You might want to have a warning "If you do this it will take a really long time unless you upgrade to a t2.medium blah." My vpc flow logs often run into the 26M/day and would be nice to put in a day's worth if I could run it over night. I don't mind upgrading to higher level instances.
P.S. Great tool. Laser focused and I don't have to have 10,000 instances of elastic search.
Just to test, I ran a job just now and saw traffic to an instance we hadn't used in 3 days and saw "rule in use", so it must be getting older data. You may want to use the Flow Log Viewer part of the product and see how far back your logs go for that particular log_stream. You can use the date picker to request logs for any arbitrary date and time, and we'll try to retrieve them from CWL.

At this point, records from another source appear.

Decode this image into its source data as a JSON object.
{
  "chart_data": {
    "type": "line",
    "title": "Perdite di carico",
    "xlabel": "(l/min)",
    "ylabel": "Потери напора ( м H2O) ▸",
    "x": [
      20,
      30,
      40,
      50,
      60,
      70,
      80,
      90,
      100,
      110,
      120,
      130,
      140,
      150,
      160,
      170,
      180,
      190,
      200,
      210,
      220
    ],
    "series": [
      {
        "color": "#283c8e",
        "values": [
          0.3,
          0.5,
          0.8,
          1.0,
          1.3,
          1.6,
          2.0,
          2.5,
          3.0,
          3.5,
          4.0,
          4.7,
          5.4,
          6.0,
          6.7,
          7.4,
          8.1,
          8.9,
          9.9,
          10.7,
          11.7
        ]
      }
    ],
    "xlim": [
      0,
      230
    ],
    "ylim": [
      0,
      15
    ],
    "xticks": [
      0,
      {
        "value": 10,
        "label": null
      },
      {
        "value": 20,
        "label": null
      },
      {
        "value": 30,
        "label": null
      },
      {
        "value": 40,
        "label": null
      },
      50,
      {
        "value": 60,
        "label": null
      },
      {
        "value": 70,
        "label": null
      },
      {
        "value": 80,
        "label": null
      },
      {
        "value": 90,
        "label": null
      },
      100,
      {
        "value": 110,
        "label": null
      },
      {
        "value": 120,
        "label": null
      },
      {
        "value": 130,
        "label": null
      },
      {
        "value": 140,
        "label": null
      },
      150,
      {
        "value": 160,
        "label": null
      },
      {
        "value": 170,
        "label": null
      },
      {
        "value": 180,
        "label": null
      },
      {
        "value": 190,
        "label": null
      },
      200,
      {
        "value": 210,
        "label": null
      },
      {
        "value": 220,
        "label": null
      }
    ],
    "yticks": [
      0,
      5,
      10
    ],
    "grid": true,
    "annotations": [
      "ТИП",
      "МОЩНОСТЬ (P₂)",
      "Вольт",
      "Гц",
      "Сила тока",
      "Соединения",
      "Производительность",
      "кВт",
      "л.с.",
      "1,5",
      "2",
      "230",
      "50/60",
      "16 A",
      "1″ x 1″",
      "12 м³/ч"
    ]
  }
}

The flow logs were over the weekend. But 'earliest' log shows up at today 13:00 or so, and ends at time I ran the query. There were some alb/elb's that were there, but I don't know enough about config to answer question.
Awesome results! I would love to document this in a blog post, do you mind?
I think that 4 hour limitation is from somewhere else. PiaSoft and CloudWatch Logs certainly don't limit you to the last 4 hours. When were your flow logs created? 'aws ec2 create-flow logs' is what I mean. Are your instances ELB or ALB instances that haven't been started for too long?
Looks like aws only supports about 4 hours worth of logs regardless of how many you put in.
Just an FYI on 25Million entries: 2 hours processing time 2GB memory.
Fake VPC # of records, Start Time, End time, 2gb memory usage.
MyVPC 25000000 2018-07-30 15:50:04 -0400 2018-07-30 17:02:58 -0400
FYI When I upgraded to a large 5M was almost instantaneous. Workers seem mostly memory bound. Very little CPU. Trying 25M to see what happens. So far 2Gb after 30 mins.